If you do the same for boost enrich:
11.5 / 14.63 = 0.79% so 21% richer. Not 27% as this too would seem. Same here, 1.27 is the typical setting.
So for you airflow values into PE, multiply by 15% (IN THOSE CELLS ONLY) to account for PE. I still HIGHLY recommend picking up a WB to confirm all those adjustments into WOT. But for now this will do.
#9
The h3ll with that. With dfco off I get 15 mpg if I’m lucky. Lol. My car with headers ORY and Borla is loud enough without the decel crackling. I’ve subscribed to your video. I don’t have many videos but you can see the first startup vid of my car. And a few others of it. The laptop is actually in my car. I bought a cigarette lighter power strip that has plug outlets on it so I just leave my little touchscreen laptop in the car for now since I can charge it while I log.

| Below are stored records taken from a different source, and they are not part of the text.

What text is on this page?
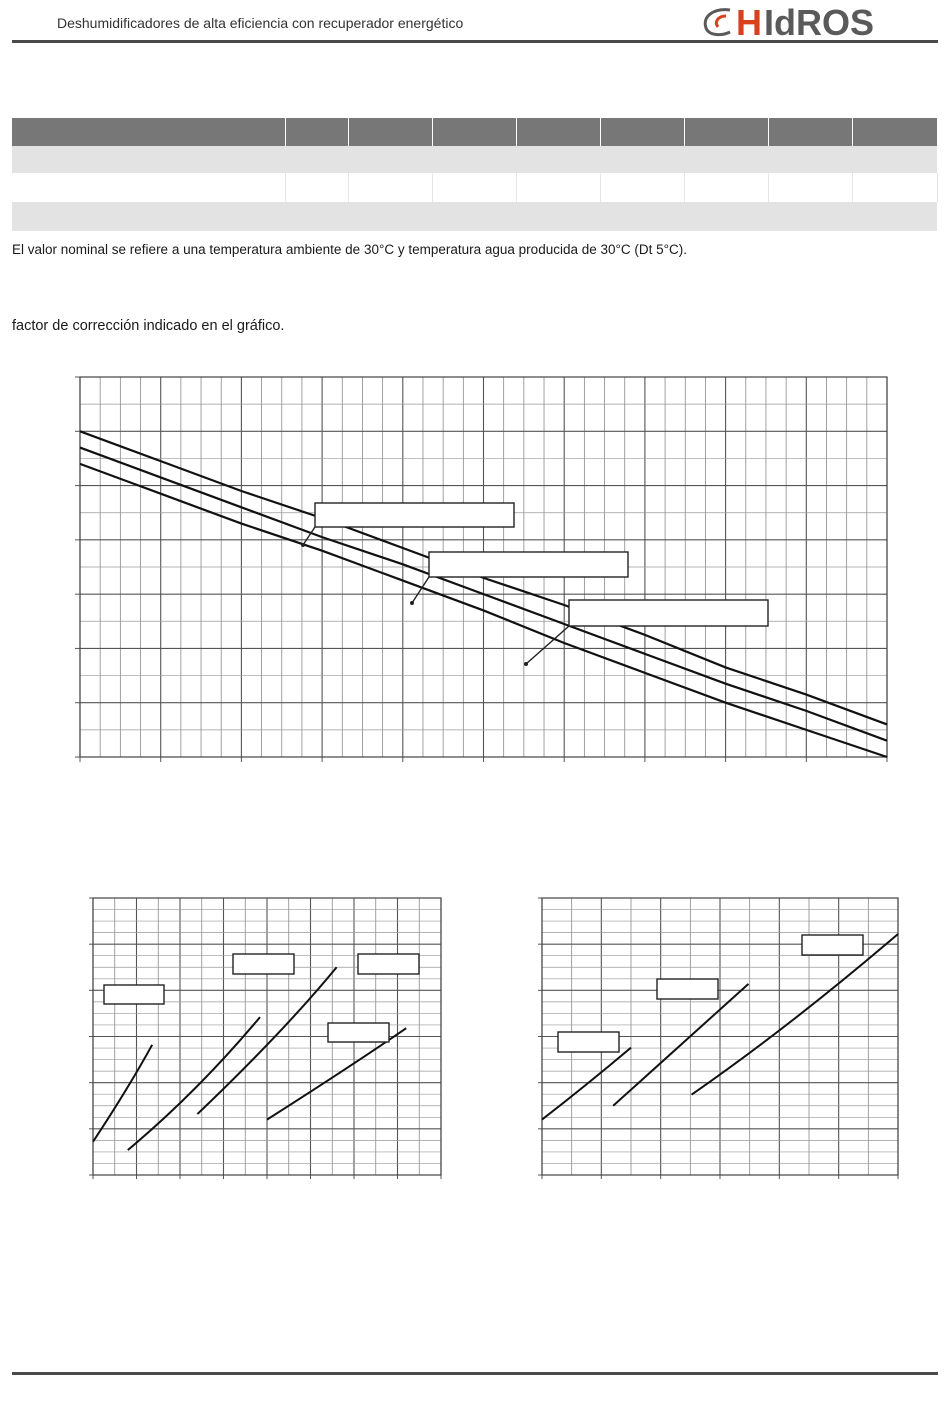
Deshumidificadores de alta eficiencia con recuperador energético	H IdROS

El valor nominal se refiere a una temperatura ambiente de 30°C y temperatura agua producida de 30°C (Dt 5°C).
factor de corrección indicado en el gráfico.
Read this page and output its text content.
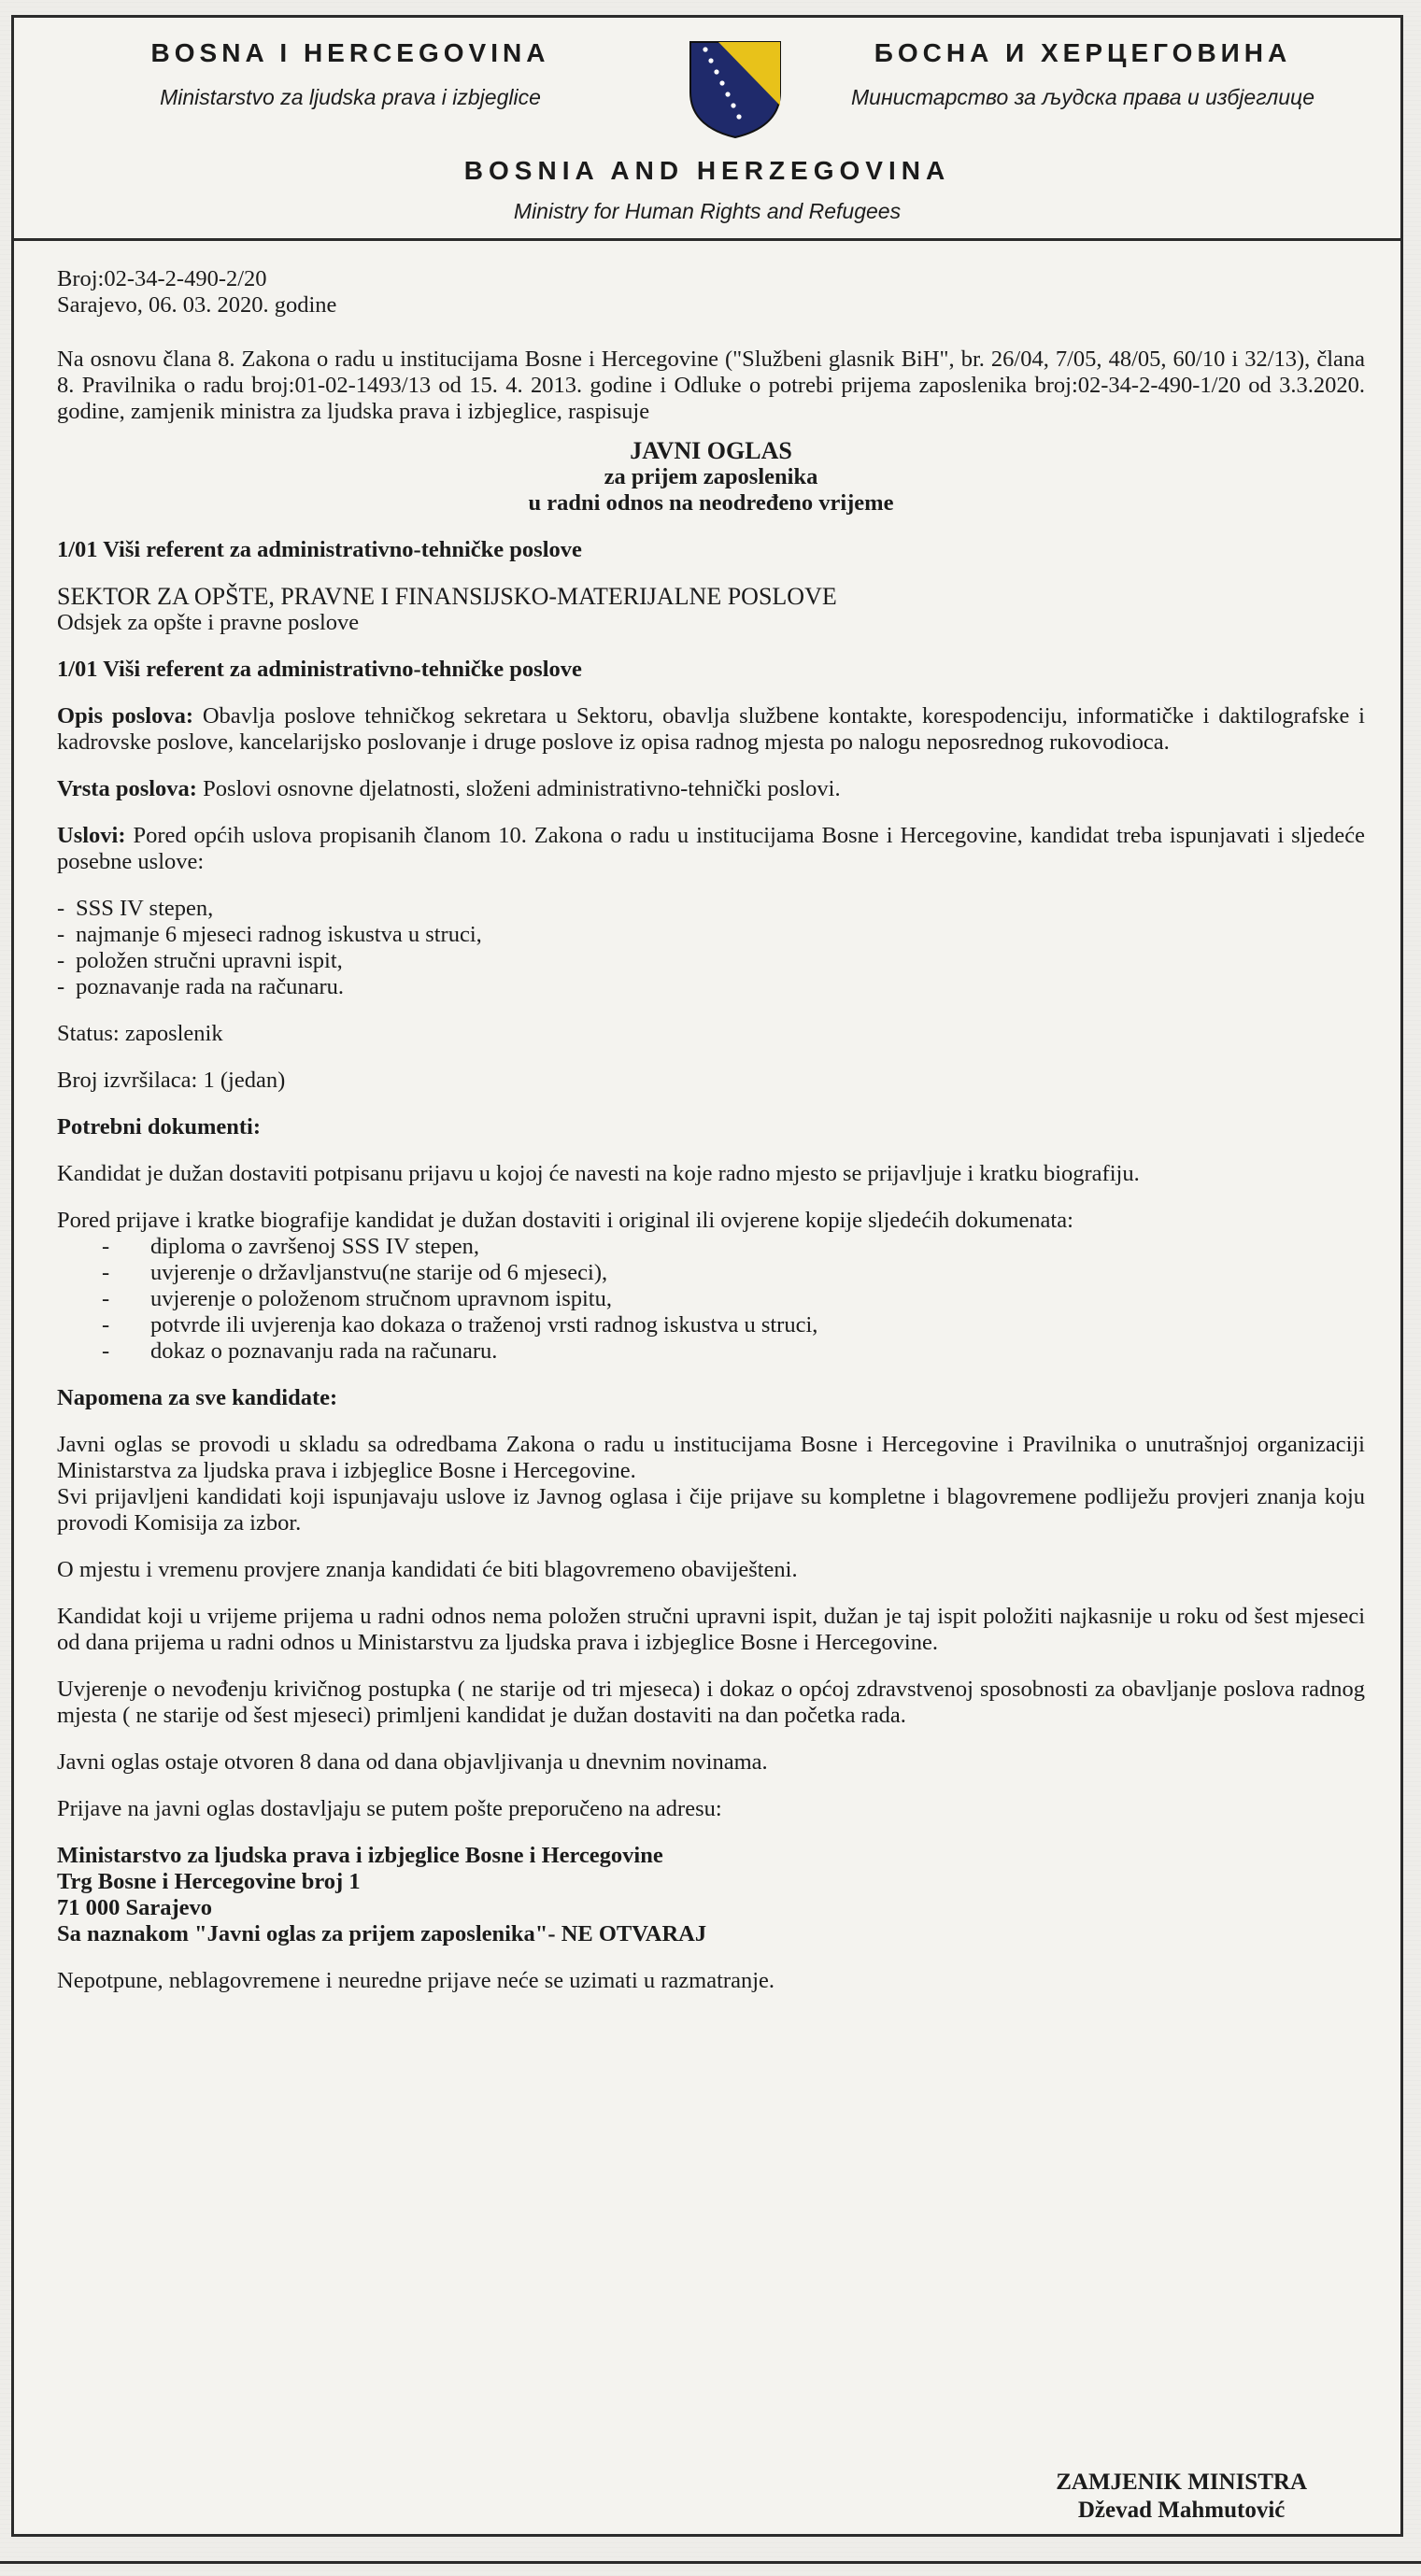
BOSNA I HERCEGOVINA
Ministarstvo za ljudska prava i izbjeglice
БОСНА И ХЕРЦЕГОВИНА
Министарство за људска права и избјеглице
BOSNIA AND HERZEGOVINA
Ministry for Human Rights and Refugees

Broj:02-34-2-490-2/20

Sarajevo, 06. 03. 2020. godine

Na osnovu člana 8. Zakona o radu u institucijama Bosne i Hercegovine ("Službeni glasnik BiH", br. 26/04, 7/05, 48/05, 60/10 i 32/13), člana 8. Pravilnika o radu broj:01-02-1493/13 od 15. 4. 2013. godine i Odluke o potrebi prijema zaposlenika broj:02-34-2-490-1/20 od 3.3.2020. godine, zamjenik ministra za ljudska prava i izbjeglice, raspisuje

JAVNI OGLAS

za prijem zaposlenika

u radni odnos na neodređeno vrijeme

1/01 Viši referent za administrativno-tehničke poslove

SEKTOR ZA OPŠTE, PRAVNE I FINANSIJSKO-MATERIJALNE POSLOVE

Odsjek za opšte i pravne poslove

1/01 Viši referent za administrativno-tehničke poslove

Opis poslova: Obavlja poslove tehničkog sekretara u Sektoru, obavlja službene kontakte, korespodenciju, informatičke i daktilografske i kadrovske poslove, kancelarijsko poslovanje i druge poslove iz opisa radnog mjesta po nalogu neposrednog rukovodioca.

Vrsta poslova: Poslovi osnovne djelatnosti, složeni administrativno-tehnički poslovi.

Uslovi: Pored općih uslova propisanih članom 10. Zakona o radu u institucijama Bosne i Hercegovine, kandidat treba ispunjavati i sljedeće posebne uslove:

- SSS IV stepen,
- najmanje 6 mjeseci radnog iskustva u struci,
- položen stručni upravni ispit,
- poznavanje rada na računaru.

Status: zaposlenik

Broj izvršilaca: 1 (jedan)

Potrebni dokumenti:

Kandidat je dužan dostaviti potpisanu prijavu u kojoj će navesti na koje radno mjesto se prijavljuje i kratku biografiju.

Pored prijave i kratke biografije kandidat je dužan dostaviti i original ili ovjerene kopije sljedećih dokumenata:

- diploma o završenoj SSS IV stepen,
- uvjerenje o državljanstvu(ne starije od 6 mjeseci),
- uvjerenje o položenom stručnom upravnom ispitu,
- potvrde ili uvjerenja kao dokaza o traženoj vrsti radnog iskustva u struci,
- dokaz o poznavanju rada na računaru.

Napomena za sve kandidate:

Javni oglas se provodi u skladu sa odredbama Zakona o radu u institucijama Bosne i Hercegovine i Pravilnika o unutrašnjoj organizaciji Ministarstva za ljudska prava i izbjeglice Bosne i Hercegovine.

Svi prijavljeni kandidati koji ispunjavaju uslove iz Javnog oglasa i čije prijave su kompletne i blagovremene podliježu provjeri znanja koju provodi Komisija za izbor.

O mjestu i vremenu provjere znanja kandidati će biti blagovremeno obaviješteni.

Kandidat koji u vrijeme prijema u radni odnos nema položen stručni upravni ispit, dužan je taj ispit položiti najkasnije u roku od šest mjeseci od dana prijema u radni odnos u Ministarstvu za ljudska prava i izbjeglice Bosne i Hercegovine.

Uvjerenje o nevođenju krivičnog postupka ( ne starije od tri mjeseca) i dokaz o općoj zdravstvenoj sposobnosti za obavljanje poslova radnog mjesta ( ne starije od šest mjeseci) primljeni kandidat je dužan dostaviti na dan početka rada.

Javni oglas ostaje otvoren 8 dana od dana objavljivanja u dnevnim novinama.

Prijave na javni oglas dostavljaju se putem pošte preporučeno na adresu:

Ministarstvo za ljudska prava i izbjeglice Bosne i Hercegovine

Trg Bosne i Hercegovine broj 1

71 000 Sarajevo

Sa naznakom "Javni oglas za prijem zaposlenika"- NE OTVARAJ

Nepotpune, neblagovremene i neuredne prijave neće se uzimati u razmatranje.

ZAMJENIK MINISTRA
Dževad Mahmutović
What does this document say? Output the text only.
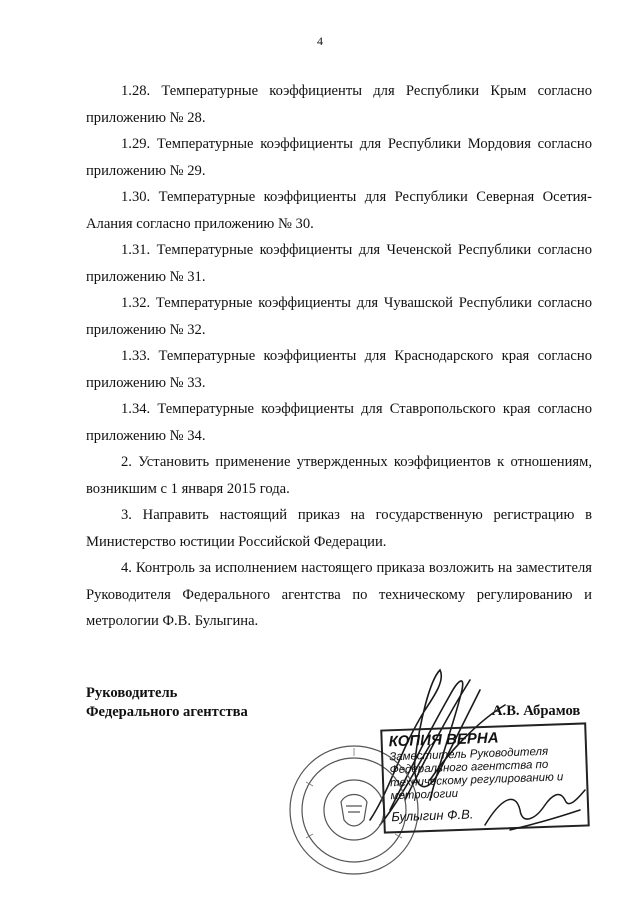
4

1.28. Температурные коэффициенты для Республики Крым согласно приложению № 28.

1.29. Температурные коэффициенты для Республики Мордовия согласно приложению № 29.

1.30. Температурные коэффициенты для Республики Северная Осетия-Алания согласно приложению № 30.

1.31. Температурные коэффициенты для Чеченской Республики согласно приложению № 31.

1.32. Температурные коэффициенты для Чувашской Республики согласно приложению № 32.

1.33. Температурные коэффициенты для Краснодарского края согласно приложению № 33.

1.34. Температурные коэффициенты для Ставропольского края согласно приложению № 34.

2. Установить применение утвержденных коэффициентов к отношениям, возникшим с 1 января 2015 года.

3. Направить настоящий приказ на государственную регистрацию в Министерство юстиции Российской Федерации.

4. Контроль за исполнением настоящего приказа возложить на заместителя Руководителя Федерального агентства по техническому регулированию и метрологии Ф.В. Булыгина.

Руководитель
Федерального агентства	А.В. Абрамов
КОПИЯ ВЕРНА
Заместитель Руководителя
Федерального агентства по
техническому регулированию и
метрологии
Булыгин Ф.В.
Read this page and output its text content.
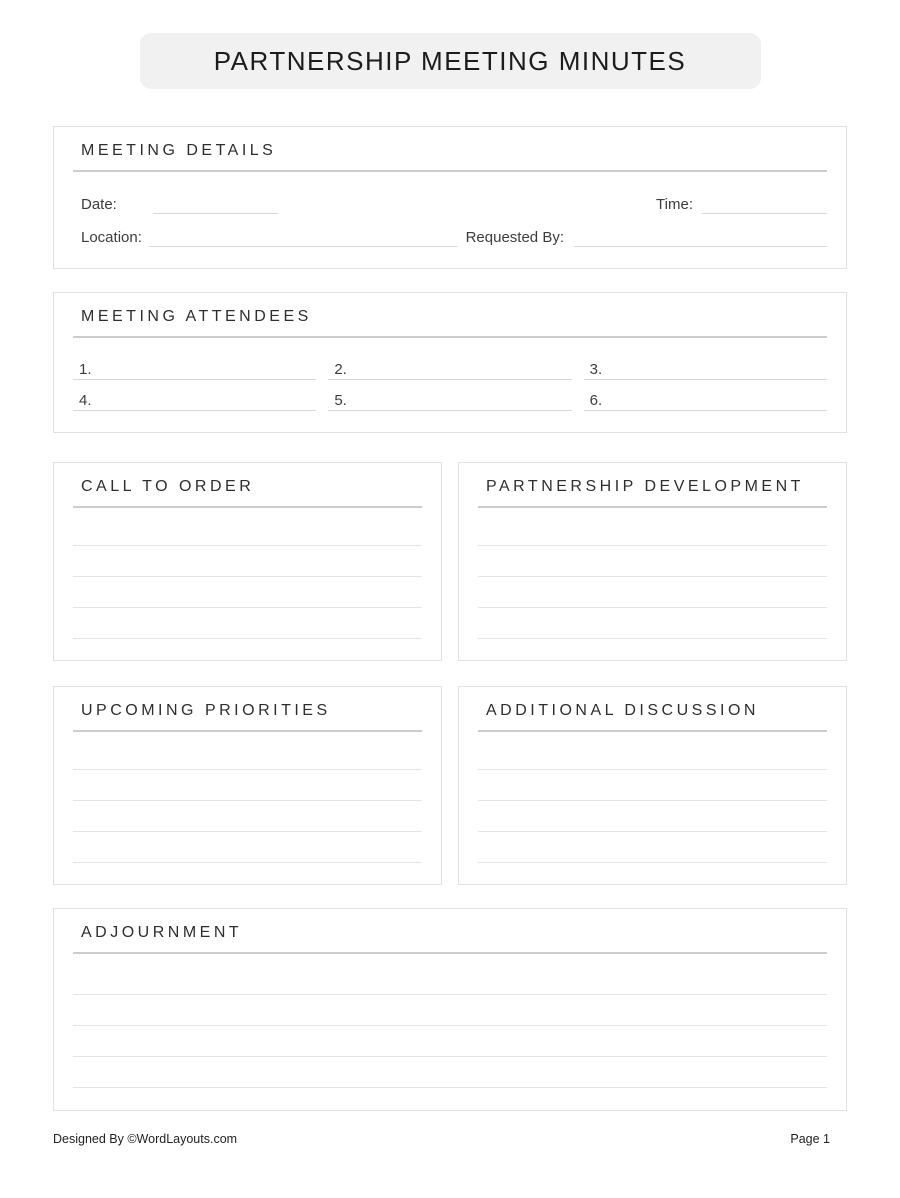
PARTNERSHIP MEETING MINUTES
MEETING DETAILS
Date:	Time:
Location:	Requested By:
MEETING ATTENDEES
1.	2.	3.
4.	5.	6.
CALL TO ORDER	PARTNERSHIP DEVELOPMENT
UPCOMING PRIORITIES	ADDITIONAL DISCUSSION
ADJOURNMENT
Designed By ©WordLayouts.com	Page 1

If I remember I’ll be sure to attach a recent log and tune to you.
#10
Attached is my file, if im right then the eq correction for temp has already been set to 1 in the ECT adder under fuel enrichment... so maybe my logging has not been in vain?
#11
If anyone cares to look. This is where I ended after two full tanks of driving, possibly a set of brake pads, arguing with the old lady about taking too long, and blending and manipulating data. I did do a quick maf calibration and after the first go round I was ready to go home. So I did my changes to the maf curve at lower Hz values and called it good. The trims before on SD mode were damn close, The maf only calibration was pretty close as well up to only 7,000 Hz though. The temperature dropped significantly after I did my VE changes at around 5pm vs when I did my maf calibration at around 8pm which I think has something to do with my cells reading a touch lean, denser air and all that with the colder temps, atleast that's what I assumed...Either way, The car runs and drives and has no spark knock and The car actually seems to be a bit smoother at low rpms still has a spot where it gets bucking. I may sometime instigate it to log exactly where its at and just pull an arseload of spark from it to calm it down ...The cam is an SNS 3 (235/243|.630/.610| 111+2. Heads are PRC 225s with LS6 intake on top with 42 lb injectors.. I may retune on a day within the same time frame, now that I have a pretty solid base VE and MAF. I do have some more to go, however at steady state the car runs +/- 3 in most of all cells in SD, I DID NOT spend much time tuning the decel map values, partially due to I was seeing different gears dip into a different map range when in steady state cruising or light partial throttling and Also because I was focused on my cruising and lower rpms areas.. Also idk if the log will load my layouts, but i have the STFT and MAF Hz table setup with a PE filter to exclude anything where AFR commanded is less than 14.0 Thank you for your help Doc
Last edited by Lt1slowerbird; 04-22-2019 at 01:37 AM.